Martin Burton, aged 71, also from Malvern, received an MBE for services to the charity sector.
A former superintendent in the West Midlands Police, for the last 20 years
he has been chairman of the Birmingham Lord Mayor’s charity.
He also started the annual Megaquiz in Birmingham, and served as vicepresident of Cancer Research based at Birmingham University, raising £5 million for the Crab Appeal.
He is a past president of Malvern Rotary and was chairman of the committee organising the Jubilee celebrations in the town last summer.
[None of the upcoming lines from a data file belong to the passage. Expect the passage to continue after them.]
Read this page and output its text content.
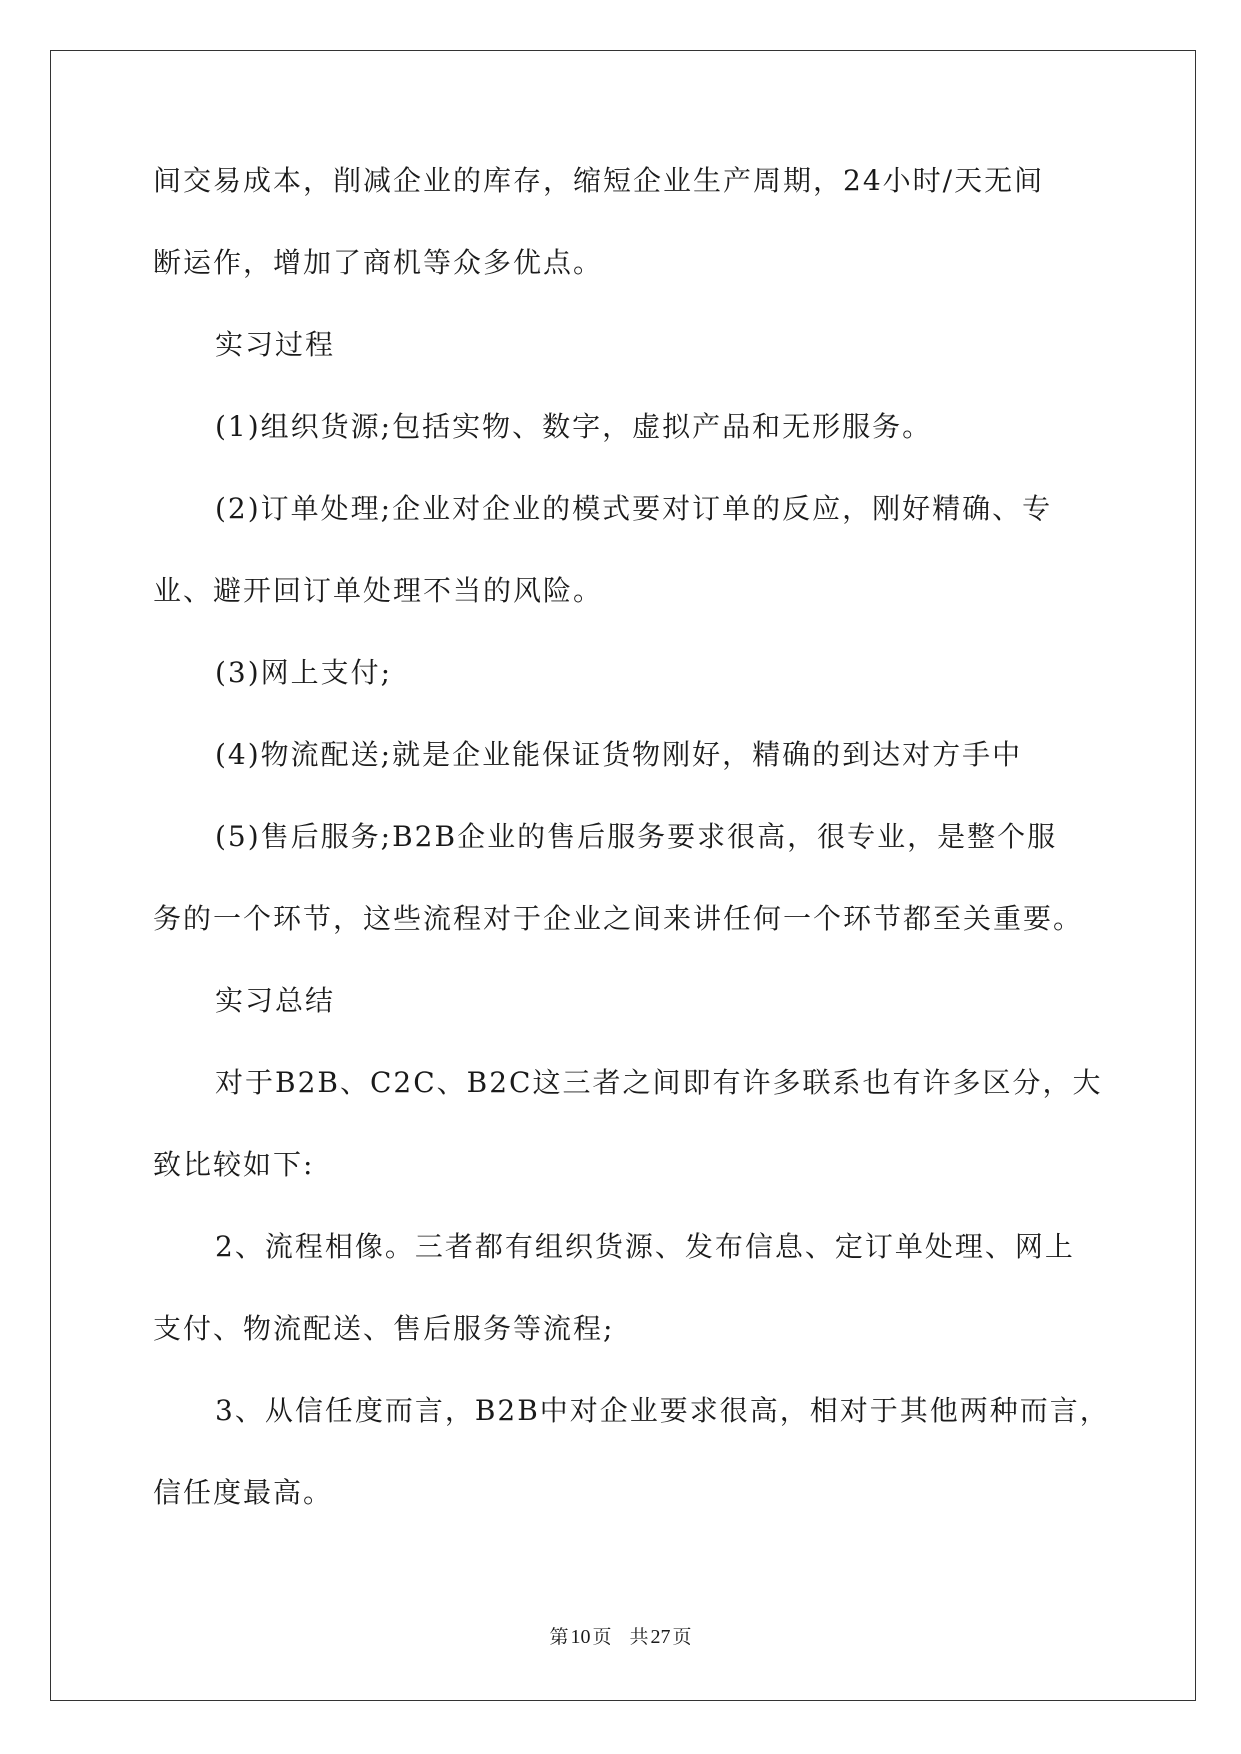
间交易成本，削减企业的库存，缩短企业生产周期，24小时/天无间
断运作，增加了商机等众多优点。
实习过程
(1)组织货源;包括实物、数字，虚拟产品和无形服务。
(2)订单处理;企业对企业的模式要对订单的反应，刚好精确、专
业、避开回订单处理不当的风险。
(3)网上支付;
(4)物流配送;就是企业能保证货物刚好，精确的到达对方手中
(5)售后服务;B2B企业的售后服务要求很高，很专业，是整个服
务的一个环节，这些流程对于企业之间来讲任何一个环节都至关重要。
实习总结
对于B2B、C2C、B2C这三者之间即有许多联系也有许多区分，大
致比较如下:
2、流程相像。三者都有组织货源、发布信息、定订单处理、网上
支付、物流配送、售后服务等流程;
3、从信任度而言，B2B中对企业要求很高，相对于其他两种而言，
信任度最高。
第 10 页 共 27 页
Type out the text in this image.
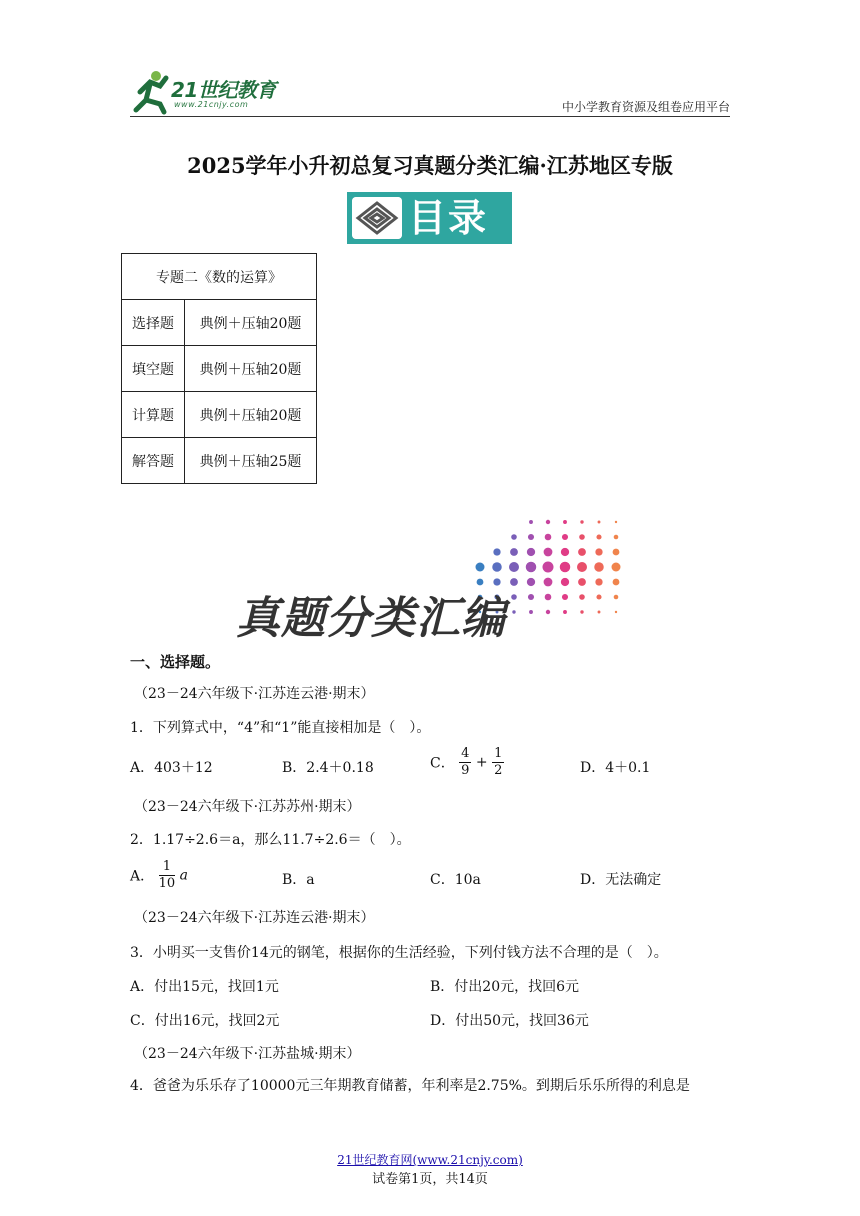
21世纪教育
www.21cnjy.com	中小学教育资源及组卷应用平台
2025学年小升初总复习真题分类汇编·江苏地区专版
目录
专题二《数的运算》	
选择题	典例＋压轴20题
填空题	典例＋压轴20题
计算题	典例＋压轴20题
解答题	典例＋压轴25题
真题分类汇编
一、选择题。
（23－24六年级下·江苏连云港·期末）
1．下列算式中，“4”和“1”能直接相加是（　）。
A．403＋12	B．2.4＋0.18	C． $\frac{4}{9} + \frac{1}{2}$	D．4＋0.1
（23－24六年级下·江苏苏州·期末）
2．1.17÷2.6＝a，那么11.7÷2.6＝（　）。
A． $\frac{1}{10}$ a	B．a	C．10a	D．无法确定
（23－24六年级下·江苏连云港·期末）
3．小明买一支售价14元的钢笔，根据你的生活经验，下列付钱方法不合理的是（　）。
A．付出15元，找回1元	B．付出20元，找回6元
C．付出16元，找回2元	D．付出50元，找回36元
（23－24六年级下·江苏盐城·期末）
4．爸爸为乐乐存了10000元三年期教育储蓄，年利率是2.75%。到期后乐乐所得的利息是
21世纪教育网(www.21cnjy.com)
试卷第1页，共14页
Evesham’s Olympic rower Alex Gregory received an MBE for services to rowing.
The former Prince Henry’s High School pupil and Evesham Rowing Club member got a gold medal in London 2012 in the coxless four event.
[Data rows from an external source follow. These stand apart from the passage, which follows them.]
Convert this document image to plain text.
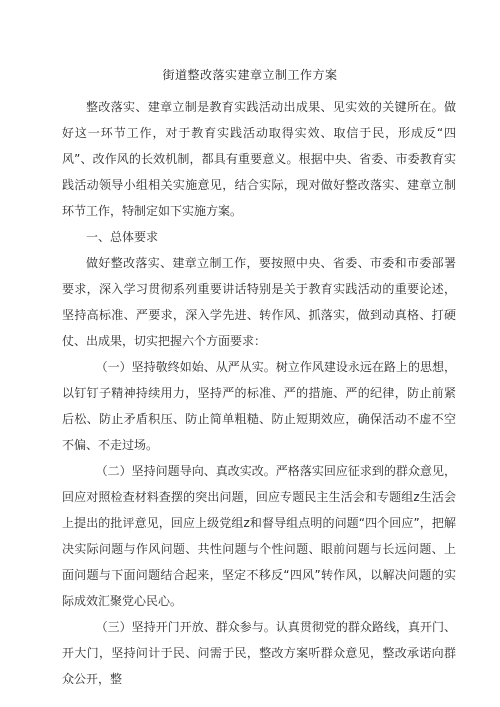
街道整改落实建章立制工作方案

整改落实、建章立制是教育实践活动出成果、见实效的关键所在。做好这一环节工作，对于教育实践活动取得实效、取信于民，形成反“四风”、改作风的长效机制，都具有重要意义。根据中央、省委、市委教育实践活动领导小组相关实施意见，结合实际，现对做好整改落实、建章立制环节工作，特制定如下实施方案。

一、总体要求

做好整改落实、建章立制工作，要按照中央、省委、市委和市委部署要求，深入学习贯彻系列重要讲话特别是关于教育实践活动的重要论述，坚持高标准、严要求，深入学先进、转作风、抓落实，做到动真格、打硬仗、出成果，切实把握六个方面要求：

（一）坚持敬终如始、从严从实。树立作风建设永远在路上的思想，以钉钉子精神持续用力，坚持严的标准、严的措施、严的纪律，防止前紧后松、防止矛盾积压、防止简单粗糙、防止短期效应，确保活动不虚不空不偏、不走过场。

（二）坚持问题导向、真改实改。严格落实回应征求到的群众意见，回应对照检查材料查摆的突出问题，回应专题民主生活会和专题组z生活会上提出的批评意见，回应上级党组z和督导组点明的问题“四个回应”，把解决实际问题与作风问题、共性问题与个性问题、眼前问题与长远问题、上面问题与下面问题结合起来，坚定不移反“四风”转作风，以解决问题的实际成效汇聚党心民心。

（三）坚持开门开放、群众参与。认真贯彻党的群众路线，真开门、开大门，坚持问计于民、问需于民，整改方案听群众意见，整改承诺向群众公开，整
Andrew Harris, aged 68, from Droitwich, got his MBE for charitable services and for services to the community in Bromsgrove.
The non-executive chairman of LG Harris and Co was involved for some years with the Avoncroft Museum of Buildings, and has been a long-time supporter of the Bromsgrove Music Festival.
He is currently a trustee of the Norton Collection Museum Trust, and is actively involved in the campaign to have the museum housing the collection in Bromsgrove reopened.
Helping save lives for the last seven years is what got Paul Gittins his MBE.
The 65-year-old, who spent 35 years as a retained firefighter in his home
town of Bewdley, has helped thousands of people since first volunteering as a community first responder in 2005. So far this year he has been out to 521 incidents.
As a Bewdley town councillor for the last 19 years he has also served as the town’s Mayor twice, and volunteered for a number of bodies including the Royal British Legion, the civic society and the carnival committee and works at Age UK as a supervisor.
Thelma Roll, aged 86, from Stoke Prior, near Bromsgrove, gets her MBE for services to the community in Stoke Prior.
Mrs Roll served as a member of the parish council for more than 30 years, including eight as chairman and is still a member of the village’s residents’ association.
Among her achievements have been saving the post office, the doctors’ surgery and the village hall. She is also an active church member in the choir.
Graham Houghton, West Side neighbourhood watch link co-ordinator in St John’s, Worcester, was awarded the British Empire Medal for his services to
The 59-year-old has held the role for 29 years and in that time has built up the branch to include 98 coordinators.
He said: “If I can stop someone being burgled I will do.”
Carl Jones, local policing sergeant for St John’s, said he was delighted to hear of Mr Houghton’s honour.
“He is a dedicated and enthusiastic Neighbourhood Watch co-ordinator,” he said. “This is a well deserved award.”